De même, comme le grade du CCIS primaire était significativement associé au risque de récidive invasive ipsilatérale, ils ont ajusté le grade du CCIS et ont constaté que le tamoxifène était associé de manière indépendante à une réduction de la récidive invasive. Après ajustement en fonction du grade du CCIS, les patientes ayant reçu du tamoxifène étaient 51 % moins susceptibles de subir une récidive ipsilatérale invasive que les patientes n'ayant pas reçu de tamoxifène.
Wright a noté que le risque de récidive invasive est l'un des facteurs les plus importants lorsqu'on envisage les options de traitement adjuvant. « Les données précédemment disponibles étaient contradictoires quant à l'impact du tamoxifène sur les récidives invasives par rapport aux récidives de CCIS chez les patients présentant des facteurs pronostiques favorables. Cette conclusion, dans un ensemble de données aussi robuste, est donc clarifiante », a-t-elle déclaré.
Wright a en outre souligné que connaître le risque de récidive, avec et sans tamoxifène, pour les patients qui choisissent de renoncer à la radiothérapie peut aider les patients à peser plus efficacement les risques et les avantages des différentes options de traitement adjuvant. « Le tamoxifène, la radiothérapie, ou les deux, ainsi que l'omission de tout traitement adjuvant, sont toutes des options raisonnables », a-t-elle déclaré. « Maintenant, nous disposons de davantage de données pour aider nos patients à choisir parmi celles-ci. »
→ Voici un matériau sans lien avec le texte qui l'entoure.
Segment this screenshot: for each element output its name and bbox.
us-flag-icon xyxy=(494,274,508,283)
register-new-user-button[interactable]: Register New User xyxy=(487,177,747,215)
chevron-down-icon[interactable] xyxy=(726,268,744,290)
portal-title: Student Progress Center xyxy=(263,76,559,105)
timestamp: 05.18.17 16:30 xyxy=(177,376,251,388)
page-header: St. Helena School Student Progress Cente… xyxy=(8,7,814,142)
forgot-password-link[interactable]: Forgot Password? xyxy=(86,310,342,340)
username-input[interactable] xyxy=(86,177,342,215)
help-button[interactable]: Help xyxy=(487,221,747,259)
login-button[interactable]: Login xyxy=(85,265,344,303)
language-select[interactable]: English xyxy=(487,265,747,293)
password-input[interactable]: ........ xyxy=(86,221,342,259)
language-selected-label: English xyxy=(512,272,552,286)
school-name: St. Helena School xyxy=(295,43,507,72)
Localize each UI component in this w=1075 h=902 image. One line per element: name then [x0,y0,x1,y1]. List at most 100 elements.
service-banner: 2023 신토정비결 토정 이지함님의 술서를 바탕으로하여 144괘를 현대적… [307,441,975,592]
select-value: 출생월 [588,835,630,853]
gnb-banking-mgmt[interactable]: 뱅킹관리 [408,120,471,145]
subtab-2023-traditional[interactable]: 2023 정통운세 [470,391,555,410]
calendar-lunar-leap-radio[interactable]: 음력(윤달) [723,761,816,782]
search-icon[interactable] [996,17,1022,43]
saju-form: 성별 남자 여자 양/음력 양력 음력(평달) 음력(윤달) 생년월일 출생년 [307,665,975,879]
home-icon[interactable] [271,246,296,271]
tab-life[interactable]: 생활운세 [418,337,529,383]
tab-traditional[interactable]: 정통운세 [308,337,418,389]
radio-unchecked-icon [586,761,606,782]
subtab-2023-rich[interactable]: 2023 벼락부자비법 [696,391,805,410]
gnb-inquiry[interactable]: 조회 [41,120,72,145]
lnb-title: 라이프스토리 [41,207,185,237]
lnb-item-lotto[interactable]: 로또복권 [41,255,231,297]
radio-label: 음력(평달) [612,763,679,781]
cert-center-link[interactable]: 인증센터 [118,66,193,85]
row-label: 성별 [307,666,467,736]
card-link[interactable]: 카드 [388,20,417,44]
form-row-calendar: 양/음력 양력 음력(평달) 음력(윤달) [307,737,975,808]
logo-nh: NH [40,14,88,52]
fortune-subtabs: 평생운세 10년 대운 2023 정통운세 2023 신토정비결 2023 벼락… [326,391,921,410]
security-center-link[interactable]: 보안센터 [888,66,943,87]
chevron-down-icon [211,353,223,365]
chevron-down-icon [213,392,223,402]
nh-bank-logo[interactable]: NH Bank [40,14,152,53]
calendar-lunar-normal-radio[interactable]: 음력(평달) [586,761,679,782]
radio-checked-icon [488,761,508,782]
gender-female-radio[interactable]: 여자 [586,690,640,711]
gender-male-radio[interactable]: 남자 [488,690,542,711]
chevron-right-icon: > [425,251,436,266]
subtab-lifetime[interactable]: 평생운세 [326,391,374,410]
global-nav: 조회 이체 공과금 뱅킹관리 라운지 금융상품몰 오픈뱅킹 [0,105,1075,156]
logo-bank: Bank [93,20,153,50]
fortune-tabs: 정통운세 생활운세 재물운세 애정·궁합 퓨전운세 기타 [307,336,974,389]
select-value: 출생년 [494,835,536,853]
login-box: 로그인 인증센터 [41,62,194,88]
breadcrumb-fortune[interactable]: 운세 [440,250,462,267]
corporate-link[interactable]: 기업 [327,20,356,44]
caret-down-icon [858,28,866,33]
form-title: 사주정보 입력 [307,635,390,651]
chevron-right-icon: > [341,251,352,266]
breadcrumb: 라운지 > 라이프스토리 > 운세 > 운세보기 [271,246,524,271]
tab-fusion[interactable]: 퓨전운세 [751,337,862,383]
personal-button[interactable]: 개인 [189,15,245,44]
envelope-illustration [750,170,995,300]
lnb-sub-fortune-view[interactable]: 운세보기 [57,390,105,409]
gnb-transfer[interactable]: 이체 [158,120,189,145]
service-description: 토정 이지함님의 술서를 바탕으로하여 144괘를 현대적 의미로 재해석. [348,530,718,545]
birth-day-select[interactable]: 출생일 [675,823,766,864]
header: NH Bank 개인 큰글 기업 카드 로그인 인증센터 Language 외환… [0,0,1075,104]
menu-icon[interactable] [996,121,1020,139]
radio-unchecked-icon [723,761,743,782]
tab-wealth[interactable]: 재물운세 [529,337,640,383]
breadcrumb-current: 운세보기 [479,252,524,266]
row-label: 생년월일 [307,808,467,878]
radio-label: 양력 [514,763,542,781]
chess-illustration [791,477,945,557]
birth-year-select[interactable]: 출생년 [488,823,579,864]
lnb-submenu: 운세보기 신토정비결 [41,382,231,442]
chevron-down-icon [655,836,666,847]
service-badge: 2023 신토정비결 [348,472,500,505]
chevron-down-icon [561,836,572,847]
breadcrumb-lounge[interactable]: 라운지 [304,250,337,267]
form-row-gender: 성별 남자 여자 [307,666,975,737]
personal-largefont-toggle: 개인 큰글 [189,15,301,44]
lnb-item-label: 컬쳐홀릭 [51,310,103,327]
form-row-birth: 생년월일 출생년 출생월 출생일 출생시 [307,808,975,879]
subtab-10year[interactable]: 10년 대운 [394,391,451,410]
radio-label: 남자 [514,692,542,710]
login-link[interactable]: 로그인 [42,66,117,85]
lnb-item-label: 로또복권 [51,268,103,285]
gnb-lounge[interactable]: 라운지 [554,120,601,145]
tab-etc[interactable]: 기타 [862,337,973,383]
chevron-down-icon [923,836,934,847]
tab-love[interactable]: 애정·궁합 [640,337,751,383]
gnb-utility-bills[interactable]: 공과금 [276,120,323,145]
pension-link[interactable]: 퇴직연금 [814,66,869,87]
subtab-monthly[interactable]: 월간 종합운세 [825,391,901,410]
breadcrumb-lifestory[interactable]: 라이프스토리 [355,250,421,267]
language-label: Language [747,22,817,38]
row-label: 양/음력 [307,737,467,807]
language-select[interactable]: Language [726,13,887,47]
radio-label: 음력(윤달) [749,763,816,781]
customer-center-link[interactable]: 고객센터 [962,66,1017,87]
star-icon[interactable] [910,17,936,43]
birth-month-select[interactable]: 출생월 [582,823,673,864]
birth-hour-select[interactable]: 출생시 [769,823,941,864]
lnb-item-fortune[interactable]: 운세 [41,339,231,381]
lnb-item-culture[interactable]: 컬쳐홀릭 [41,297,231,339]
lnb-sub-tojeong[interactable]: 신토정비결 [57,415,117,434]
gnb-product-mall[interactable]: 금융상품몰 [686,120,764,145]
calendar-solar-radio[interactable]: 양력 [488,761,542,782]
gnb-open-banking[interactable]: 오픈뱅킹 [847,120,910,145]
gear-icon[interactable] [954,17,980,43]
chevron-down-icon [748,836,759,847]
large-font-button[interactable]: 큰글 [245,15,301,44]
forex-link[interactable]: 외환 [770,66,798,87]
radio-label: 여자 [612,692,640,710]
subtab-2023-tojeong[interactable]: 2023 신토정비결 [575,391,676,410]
Les limites de cette étude incluent le manque d'informations sur les indicateurs génomiques de pronostic, qui sont utilisés de plus en plus fréquemment pour stratifier les patients présentant un risque de progression élevé ou faible. De plus, les données ont été recueillies exclusivement auprès de patients répondant à un ensemble restreint de critères de « bon risque », et davantage de données pourraient être nécessaires pour évaluer ces résultats chez des patients présentant différentes caractéristiques du CCIS.
Le financement de cette étude a été assuré par des subventions à NRG Oncology et ECOG-ACRIN du National Cancer Institute des National Institutes of Health. Wright ne déclare aucun conflit d'intérêts.